After all the Mappers complete running on all nodes, the intermediate data i.e the data at end of Map stage is copied to their corresponding reducer.
In the Reduce stage, the reduce() of our Reducer is run on each record of data from the Mappers. Here the record comprises of a key and its corresponding values, not necessarily just one value. This is where you generally run your summarization/aggregation logic.
When you write your MapReduce job you usually think about what can be done on each record of data in both the Mapper and Reducer. A MapReduce program can just contain a Mapper with map() implemented and a Reducer with reduce() implemented. This way you can focus more on what you want to do with the data and not bother about parallelizing. You don't have to worry about how the job is split, the framework does that for you. However, you will have to learn about it sooner or later.

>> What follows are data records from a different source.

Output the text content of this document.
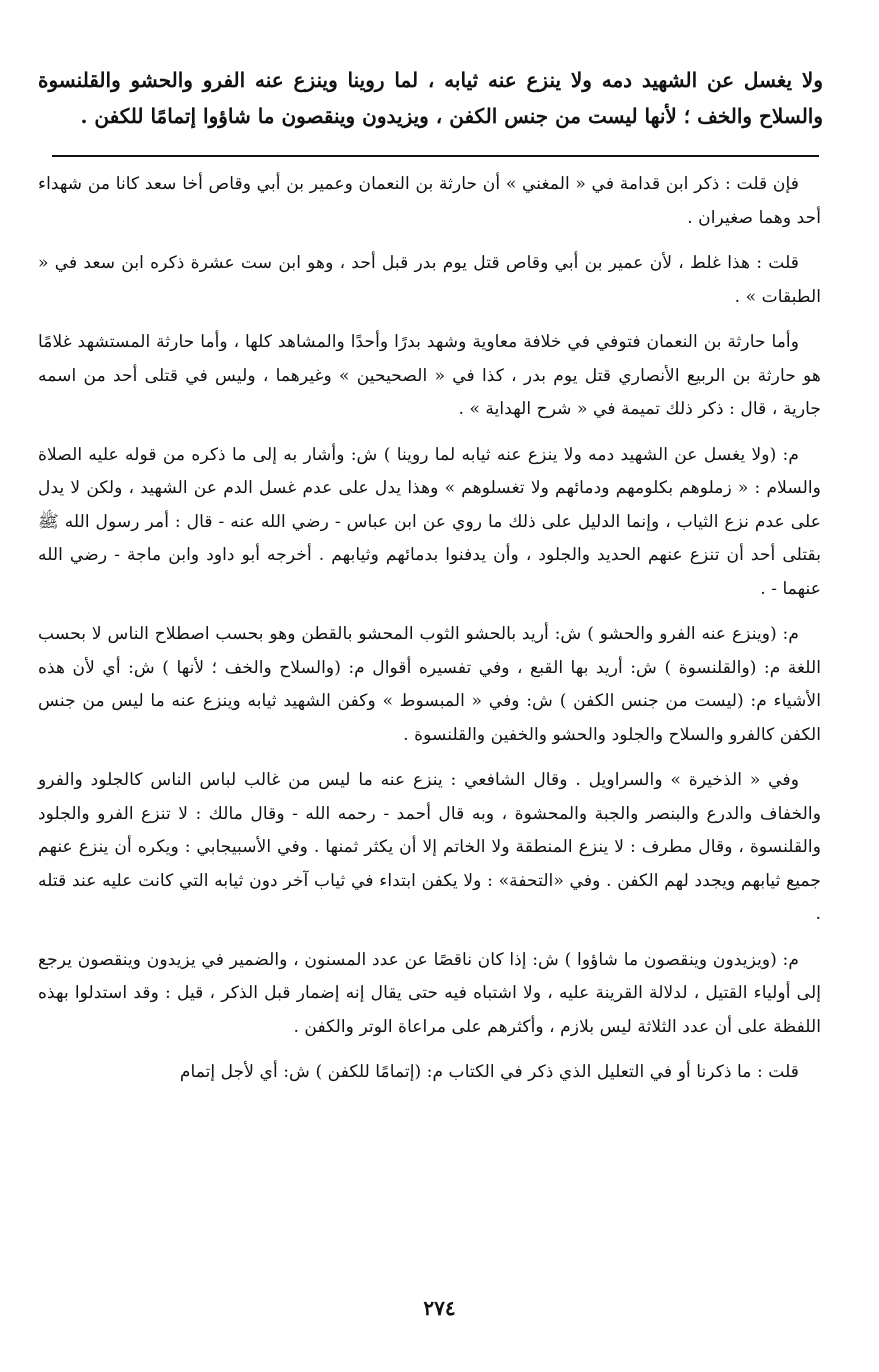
ولا يغسل عن الشهيد دمه ولا ينزع عنه ثيابه ، لما روينا وينزع عنه الفرو والحشو والقلنسوة والسلاح والخف ؛ لأنها ليست من جنس الكفن ، ويزيدون وينقصون ما شاؤوا إتمامًا للكفن .

فإن قلت : ذكر ابن قدامة في « المغني » أن حارثة بن النعمان وعمير بن أبي وقاص أخا سعد كانا من شهداء أحد وهما صغيران .

قلت : هذا غلط ، لأن عمير بن أبي وقاص قتل يوم بدر قبل أحد ، وهو ابن ست عشرة ذكره ابن سعد في « الطبقات » .

وأما حارثة بن النعمان فتوفي في خلافة معاوية وشهد بدرًا وأحدًا والمشاهد كلها ، وأما حارثة المستشهد غلامًا هو حارثة بن الربيع الأنصاري قتل يوم بدر ، كذا في « الصحيحين » وغيرهما ، وليس في قتلى أحد من اسمه جارية ، قال : ذكر ذلك تميمة في « شرح الهداية » .

م: (ولا يغسل عن الشهيد دمه ولا ينزع عنه ثيابه لما روينا ) ش: وأشار به إلى ما ذكره من قوله عليه الصلاة والسلام : « زملوهم بكلومهم ودمائهم ولا تغسلوهم » وهذا يدل على عدم غسل الدم عن الشهيد ، ولكن لا يدل على عدم نزع الثياب ، وإنما الدليل على ذلك ما روي عن ابن عباس - رضي الله عنه - قال : أمر رسول الله ﷺ بقتلى أحد أن تنزع عنهم الحديد والجلود ، وأن يدفنوا بدمائهم وثيابهم . أخرجه أبو داود وابن ماجة - رضي الله عنهما - .

م: (وينزع عنه الفرو والحشو ) ش: أريد بالحشو الثوب المحشو بالقطن وهو بحسب اصطلاح الناس لا بحسب اللغة م: (والقلنسوة ) ش: أريد بها القبع ، وفي تفسيره أقوال م: (والسلاح والخف ؛ لأنها ) ش: أي لأن هذه الأشياء م: (ليست من جنس الكفن ) ش: وفي « المبسوط » وكفن الشهيد ثيابه وينزع عنه ما ليس من جنس الكفن كالفرو والسلاح والجلود والحشو والخفين والقلنسوة .

وفي « الذخيرة » والسراويل . وقال الشافعي : ينزع عنه ما ليس من غالب لباس الناس كالجلود والفرو والخفاف والدرع والبنصر والجبة والمحشوة ، وبه قال أحمد - رحمه الله - وقال مالك : لا تنزع الفرو والجلود والقلنسوة ، وقال مطرف : لا ينزع المنطقة ولا الخاتم إلا أن يكثر ثمنها . وفي الأسبيجابي : ويكره أن ينزع عنهم جميع ثيابهم ويجدد لهم الكفن . وفي «التحفة» : ولا يكفن ابتداء في ثياب آخر دون ثيابه التي كانت عليه عند قتله .

م: (ويزيدون وينقصون ما شاؤوا ) ش: إذا كان ناقصًا عن عدد المسنون ، والضمير في يزيدون وينقصون يرجع إلى أولياء القتيل ، لدلالة القرينة عليه ، ولا اشتباه فيه حتى يقال إنه إضمار قبل الذكر ، قيل : وقد استدلوا بهذه اللفظة على أن عدد الثلاثة ليس بلازم ، وأكثرهم على مراعاة الوتر والكفن .

قلت : ما ذكرنا أو في التعليل الذي ذكر في الكتاب م: (إتمامًا للكفن ) ش: أي لأجل إتمام

٢٧٤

I would suggest you to go through Apache's MapReduce tutorial or Yahoo's Hadoop tutorial for a good overview. I personally like yahoo's explanation of Hadoop but Apache's details are good and their explanation using word count program is very nice and intuitive.
Also, for
I have a task, which can be separated into several partitions. For
each partition, I need to run a computing intensive algorithm.
Hadoop distributed file system has data split onto multiple nodes and map reduce framework assigns a task to every every split. So, in hadoop, the process goes and executes where the data resides. You cannot define the number of map tasks to run, data does. You can however, specify/control the number of reduce tasks.
I hope I have comprehensively answered your question.